Questo sistema, nell’anno più recente, mi ha fatto incassare 11 mila euro. Solo considerando la parte generata al 100% in automatico.

Altri guadagni che preferisco non dichiarare in questa sede derivano dalle vendite per le quali è servito il mio intervento. Nulla di troppo invasivo, perché mi sono limitato a rispondere alle email rimanendo nel mio ufficio ricavato in casa e ho impiegato altro tempo per ampliare la collezione di video in vendita e metterli online in modo tale che vendano, sempre in automatico, da qui all’eternità.

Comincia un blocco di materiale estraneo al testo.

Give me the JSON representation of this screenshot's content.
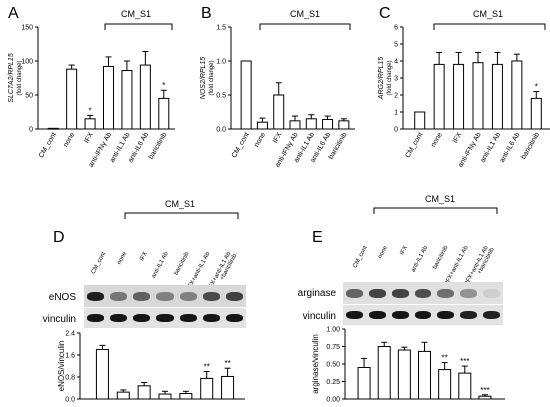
{
  "chart_data": [
    {
      "panel": "A",
      "type": "bar",
      "ylabel_gene": "SLC7A2/RPL15",
      "ylabel_unit": "(fold change)",
      "group_label": "CM_S1",
      "categories": [
        "CM_cont",
        "none",
        "IFX",
        "anti-IFNγ Ab",
        "anti-IL1 Ab",
        "anti-IL6 Ab",
        "baricitinib"
      ],
      "values": [
        1,
        88,
        15,
        92,
        86,
        94,
        45
      ],
      "errors": [
        0,
        6,
        5,
        14,
        14,
        20,
        12
      ],
      "significance": [
        "",
        "",
        "*",
        "",
        "",
        "",
        "*"
      ],
      "ylim": [
        0,
        150
      ],
      "yticks": [
        "0",
        "50",
        "100",
        "150"
      ]
    },
    {
      "panel": "B",
      "type": "bar",
      "ylabel_gene": "NOS2/RPL15",
      "ylabel_unit": "(fold change)",
      "group_label": "CM_S1",
      "categories": [
        "CM_cont",
        "none",
        "IFX",
        "anti-IFNγ Ab",
        "anti-IL1 Ab",
        "anti-IL6 Ab",
        "baricitinib"
      ],
      "values": [
        1.0,
        0.1,
        0.5,
        0.12,
        0.15,
        0.14,
        0.12
      ],
      "errors": [
        0,
        0.06,
        0.18,
        0.07,
        0.06,
        0.05,
        0.03
      ],
      "significance": [
        "",
        "",
        "",
        "",
        "",
        "",
        ""
      ],
      "ylim": [
        0,
        1.5
      ],
      "yticks": [
        "0.0",
        "0.5",
        "1.0",
        "1.5"
      ]
    },
    {
      "panel": "C",
      "type": "bar",
      "ylabel_gene": "ARG2/RPL15",
      "ylabel_unit": "(fold change)",
      "group_label": "CM_S1",
      "categories": [
        "CM_cont",
        "none",
        "IFX",
        "anti-IFNγ Ab",
        "anti-IL1 Ab",
        "anti-IL6 Ab",
        "baricitinib"
      ],
      "values": [
        1.0,
        3.8,
        3.8,
        3.9,
        3.8,
        4.0,
        1.8
      ],
      "errors": [
        0,
        0.7,
        0.7,
        0.6,
        0.7,
        0.4,
        0.4
      ],
      "significance": [
        "",
        "",
        "",
        "",
        "",
        "",
        "*"
      ],
      "ylim": [
        0,
        6
      ],
      "yticks": [
        "0",
        "1",
        "2",
        "3",
        "4",
        "5",
        "6"
      ]
    },
    {
      "panel": "D",
      "type": "bar",
      "ylabel": "eNOS/vinculin",
      "group_label": "CM_S1",
      "categories": [
        "CM_cont",
        "none",
        "IFX",
        "anti-IL1 Ab",
        "baricitinib",
        "IFX+anti-IL1 Ab",
        "IFX+anti-IL1 Ab +baricitinib"
      ],
      "values": [
        1.8,
        0.25,
        0.48,
        0.18,
        0.2,
        0.75,
        0.82
      ],
      "errors": [
        0.15,
        0.08,
        0.12,
        0.1,
        0.08,
        0.25,
        0.3
      ],
      "significance": [
        "",
        "",
        "",
        "",
        "",
        "**",
        "**"
      ],
      "ylim": [
        0,
        2.4
      ],
      "yticks": [
        "0.0",
        "0.8",
        "1.6",
        "2.4"
      ],
      "blot_labels": [
        "eNOS",
        "vinculin"
      ]
    },
    {
      "panel": "E",
      "type": "bar",
      "ylabel": "arginase/vinculin",
      "group_label": "CM_S1",
      "categories": [
        "CM_cont",
        "none",
        "IFX",
        "anti-IL1 Ab",
        "baricitinib",
        "IFX+anti-IL1 Ab",
        "IFX+anti-IL1 Ab +baricitinib"
      ],
      "values": [
        0.45,
        0.75,
        0.7,
        0.68,
        0.42,
        0.37,
        0.04
      ],
      "errors": [
        0.13,
        0.06,
        0.04,
        0.13,
        0.1,
        0.1,
        0.02
      ],
      "significance": [
        "",
        "",
        "",
        "",
        "**",
        "***",
        "***"
      ],
      "ylim": [
        0,
        1.0
      ],
      "yticks": [
        "0.00",
        "0.25",
        "0.50",
        "0.75",
        "1.00"
      ],
      "blot_labels": [
        "arginase",
        "vinculin"
      ]
    }
  ]
}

Tutto ciò mi ha dato soddisfazione per i risultati già ottenuti e, ancor più, per quelli potenzialmente ottenibili in futuro.

A quel punto, quindi, perché dovevo fermarmi o fare qualcosa di completamente diverso?

Avevo un prodotto per il quale la gente spendeva i suoi soldi. Avevo imparato come fare a venderlo. Niente di meglio che continuare in quella direzione variando qualcosa che mi avrebbe permesso di intercettare nuove categorie di clienti.

Lo stesso prodotto, ma a un altro pubblico

Il primo spin off che ho lanciato era basato sull’idea di proporre lo stesso prodotto, ma a un pubblico diverso. Non più quindi rivolgendomi ai produttori cinematografici e televisivi disposti a pagare 597 euro (in passato 197 e poi 397, e in futuro 997) per usare un mio video storico. Ma a persone non impiegate nel settore audiovisivo che hanno piacere di vedere gli stessi filmati di YouTube, ma senza pubblicità. Per farlo, mi bastava trasferire su un nuovo sito i video e i testi già in possesso, delegando il lavoro a un freelance.

Il tempo da me impiegato direttamente in quel lavoro imponeva di rendere a prova di errore il lavoro del freelance scrivendo delle procedure chiare. Ovvero un paio d’ore al massimo, vista l’esperienza che già avevo in materia. Poi è venuta la parte quasi divertente, ovvero quella di ideare due modalità di pagamento che, dopo qualche ricerca e ragionamento, ho stabilito essere 27 euro al mese o 147 euro l’anno.

Dal punto di vista dei costi vivi, le cifre sono rimaste molto vicine allo zero, potendo sfruttare il software che già pagavo per il progetto originario:

  • Abbonamento Vimeo con cui riprodurre i video nel sito.
  • Hosting.
  • Abbonamento all’uso del template WordPress per disegnare le pagine.

L’unica spesa ricorrente è stata il dominio, myoldfilm.com.

Faccio una premessa dedicata a chi ha poca esperienza in materia. Per mettere online un sito c’è bisogno dell’hosting e del dominio.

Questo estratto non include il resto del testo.